CEMRE
Güney karşımda bana umutla bakıyordu... umutla... ben de gülerek kafamı salladım...Güney : valla mı?
Cemre : evet...
Güney : ah! İnanamıyorum! Yine mi?
Yanlış anlamıştım sanırım. Güney'in bebek istediği falan yoktu. Yine aynı talihsizlik gelmişti başıma.
Cemre : ama bu sefer onu aldırmıcam... sen istemesen de bu bebek doğacak.
Kararlıydım bu sefer... aldırmayacaktım. Bu bebeği kariyerim pahasına bile olsa doğuracaktım. Giderdim belki buralardan. Güney'e teslim olmayacağım bir yere yerleşirdim...
Güney : istemediğimi kim söyledi?
Bana baktı, gülümsüyordu... ciddiydi sanırım... beni şaşırtmıştı bu durum. Aksine bağırmasını, çağırmasını, belki beni başkalarından çocuk yapmakla suçlamasını beklemiştim. Ama şu saniyede, karşımda eski Güney'i görmediğimi anlamıştım...
Cemre : istiyo musun ki?
Güney : yürü gidiyoruz
Cemre : nereye?
Güney: hastaneye... seni muayene etmek istiyorum... iyi olduğunuzdan emin olmam lazım...

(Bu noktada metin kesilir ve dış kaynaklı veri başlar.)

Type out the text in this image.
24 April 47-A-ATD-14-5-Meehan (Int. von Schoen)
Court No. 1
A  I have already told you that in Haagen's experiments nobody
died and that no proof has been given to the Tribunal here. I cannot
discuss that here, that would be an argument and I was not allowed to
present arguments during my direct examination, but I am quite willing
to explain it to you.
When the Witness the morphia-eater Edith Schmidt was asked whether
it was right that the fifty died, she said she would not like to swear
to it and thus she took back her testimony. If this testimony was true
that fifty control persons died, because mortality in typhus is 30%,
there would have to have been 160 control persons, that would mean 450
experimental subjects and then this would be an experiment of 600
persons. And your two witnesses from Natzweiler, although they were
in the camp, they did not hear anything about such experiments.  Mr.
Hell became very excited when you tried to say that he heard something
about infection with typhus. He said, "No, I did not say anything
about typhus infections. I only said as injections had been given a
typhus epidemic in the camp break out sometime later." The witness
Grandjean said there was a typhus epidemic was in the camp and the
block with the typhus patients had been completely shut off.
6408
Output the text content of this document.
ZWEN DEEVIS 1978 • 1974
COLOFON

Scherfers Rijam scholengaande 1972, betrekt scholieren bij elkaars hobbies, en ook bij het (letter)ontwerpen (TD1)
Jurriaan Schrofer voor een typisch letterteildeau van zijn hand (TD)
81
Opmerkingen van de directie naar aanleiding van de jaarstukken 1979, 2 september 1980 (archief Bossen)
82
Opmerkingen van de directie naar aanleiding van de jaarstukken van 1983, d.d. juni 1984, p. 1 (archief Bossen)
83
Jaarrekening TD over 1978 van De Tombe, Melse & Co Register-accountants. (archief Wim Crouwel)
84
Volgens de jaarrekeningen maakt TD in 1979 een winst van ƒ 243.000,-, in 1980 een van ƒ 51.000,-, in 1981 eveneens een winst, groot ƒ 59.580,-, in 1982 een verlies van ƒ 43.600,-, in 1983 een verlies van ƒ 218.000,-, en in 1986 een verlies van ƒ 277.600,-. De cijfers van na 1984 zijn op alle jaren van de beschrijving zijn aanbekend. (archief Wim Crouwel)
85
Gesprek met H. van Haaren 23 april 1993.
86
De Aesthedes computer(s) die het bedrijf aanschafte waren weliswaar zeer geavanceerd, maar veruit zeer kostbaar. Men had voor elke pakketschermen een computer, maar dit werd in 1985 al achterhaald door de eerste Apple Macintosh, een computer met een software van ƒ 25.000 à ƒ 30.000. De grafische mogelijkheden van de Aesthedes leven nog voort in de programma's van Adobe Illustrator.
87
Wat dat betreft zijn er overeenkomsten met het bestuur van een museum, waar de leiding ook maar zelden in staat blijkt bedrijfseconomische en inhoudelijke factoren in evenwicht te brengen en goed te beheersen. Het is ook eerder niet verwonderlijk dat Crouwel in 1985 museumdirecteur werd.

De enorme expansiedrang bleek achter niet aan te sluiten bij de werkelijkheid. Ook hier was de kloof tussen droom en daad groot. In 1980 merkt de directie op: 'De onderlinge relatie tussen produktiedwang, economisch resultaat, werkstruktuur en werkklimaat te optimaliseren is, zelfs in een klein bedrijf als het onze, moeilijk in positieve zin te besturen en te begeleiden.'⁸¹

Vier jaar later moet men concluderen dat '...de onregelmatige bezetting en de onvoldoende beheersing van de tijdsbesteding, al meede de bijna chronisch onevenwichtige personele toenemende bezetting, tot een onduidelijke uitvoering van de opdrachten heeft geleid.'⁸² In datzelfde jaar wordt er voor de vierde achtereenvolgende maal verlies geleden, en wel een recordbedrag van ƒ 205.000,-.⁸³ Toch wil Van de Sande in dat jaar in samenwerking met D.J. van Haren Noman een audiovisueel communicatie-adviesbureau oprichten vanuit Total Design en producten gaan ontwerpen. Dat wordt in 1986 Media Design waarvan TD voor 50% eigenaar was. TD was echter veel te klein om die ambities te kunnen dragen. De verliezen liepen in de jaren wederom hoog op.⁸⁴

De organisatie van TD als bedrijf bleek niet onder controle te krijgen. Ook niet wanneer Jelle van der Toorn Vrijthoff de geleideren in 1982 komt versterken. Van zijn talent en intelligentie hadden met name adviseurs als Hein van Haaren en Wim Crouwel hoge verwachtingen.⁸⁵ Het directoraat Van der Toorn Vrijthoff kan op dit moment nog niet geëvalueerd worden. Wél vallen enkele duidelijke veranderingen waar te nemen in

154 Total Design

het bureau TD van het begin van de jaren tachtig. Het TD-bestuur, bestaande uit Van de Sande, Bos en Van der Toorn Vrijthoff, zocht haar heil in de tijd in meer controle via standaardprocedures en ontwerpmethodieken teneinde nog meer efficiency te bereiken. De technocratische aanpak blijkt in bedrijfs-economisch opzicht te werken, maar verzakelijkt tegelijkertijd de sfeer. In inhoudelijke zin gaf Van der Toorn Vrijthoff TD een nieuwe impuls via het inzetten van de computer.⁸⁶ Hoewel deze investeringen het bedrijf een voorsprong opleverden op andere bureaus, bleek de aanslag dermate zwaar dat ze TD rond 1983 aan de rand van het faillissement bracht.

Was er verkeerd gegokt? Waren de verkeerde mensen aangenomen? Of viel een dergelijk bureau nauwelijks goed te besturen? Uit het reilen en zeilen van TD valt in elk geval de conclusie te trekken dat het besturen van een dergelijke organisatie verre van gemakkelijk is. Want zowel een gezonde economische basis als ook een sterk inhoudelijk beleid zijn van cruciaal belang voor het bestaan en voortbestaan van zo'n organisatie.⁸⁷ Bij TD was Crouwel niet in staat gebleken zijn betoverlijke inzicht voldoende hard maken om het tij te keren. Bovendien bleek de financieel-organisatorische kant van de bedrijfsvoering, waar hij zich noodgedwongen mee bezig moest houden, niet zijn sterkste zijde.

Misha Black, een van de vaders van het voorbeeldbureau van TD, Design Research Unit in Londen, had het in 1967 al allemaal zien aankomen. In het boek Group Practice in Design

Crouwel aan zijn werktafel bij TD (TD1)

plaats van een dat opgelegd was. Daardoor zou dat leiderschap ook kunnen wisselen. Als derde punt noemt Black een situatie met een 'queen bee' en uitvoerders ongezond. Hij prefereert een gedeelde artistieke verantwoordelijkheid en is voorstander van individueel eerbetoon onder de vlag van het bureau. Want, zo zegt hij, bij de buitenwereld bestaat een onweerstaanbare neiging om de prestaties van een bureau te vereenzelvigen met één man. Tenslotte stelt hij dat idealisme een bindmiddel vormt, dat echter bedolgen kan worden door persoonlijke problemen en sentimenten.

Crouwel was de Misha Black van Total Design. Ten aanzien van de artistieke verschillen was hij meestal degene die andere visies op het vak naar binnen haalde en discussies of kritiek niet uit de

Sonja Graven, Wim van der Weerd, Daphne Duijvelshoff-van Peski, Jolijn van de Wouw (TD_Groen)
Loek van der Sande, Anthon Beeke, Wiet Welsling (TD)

İstiyordu... o da bu bebeği istiyordu...Heyecanla odama koşup üstümü değiştirdim ve el ele hastanenin yolunu tuttuk....
Bebeğim... anne ve babayla tanışma zamanı...
GÜNEY
O kadar dikkat etmeme rağmen nasıl hamile kalmıştı hayret ettim. Hem de iki kez! Ah! Tabii ya! Onun evindeyken... ben unutmuştum... yine de umursamamıştım... işte o günün sonucuydu bu...30lu yaşlardan sonra kadınların çocuk sahibi olmada ne kadar zorlandıklarını kendi gözlerimle görmüş, defalarca şahit olmuştum. Cemre bu sefer daha aldırırsa git gide azalacaktı şansı... ve ben bu şansı onun elinden alamazdım.
ama bilmiyorum, artık 30 yaşımdayım ve belki de artık vakti gelmiştir... belki de artık evlenip bir aile kurmanın vakti gelmiştir... zaten eğer böyle birşey olacaksa bu mutlaka Cemre ile olurdu... bir başkası ile olmazdı...
Cemre'yi hastaneye getirip muayene etmeye başlamıştım... veee işte ordaydı... minik ben.. minik maviş...
Güney: haha! Burda!
Cemre : dedim sana...
Güney : bakalım ufaklığın keyfi yerinde mi?
Sesi açtım, kalp atışlarını dinleyecektim, umarım kalp atışı vardır... ne olur olsun... lütfen...
Ve o ses... bir kuşun kanatlarını çırpması gibi cılız ama bir o kadar güçlü, annesine tutunmak için muhteşem bir çaba gösteren bir varlığın kalp sesi... bir bebeğin... benim bebeğimin kalp sesi... yaşadığına, tutunduğuna, bizimle olduğunu belgelendiren ses...
Bu sesi yüzlerce kez duydum. Onlarca kadının karnında, defalarca dinledim... ama kendi çocuğumun... kendi canımdan kendi kanımdan bir varlığın sesini dinlemek çok garipti. Ve işte o zaman bu sesin en ufak ayrıntısına takılır oluyorsunuz...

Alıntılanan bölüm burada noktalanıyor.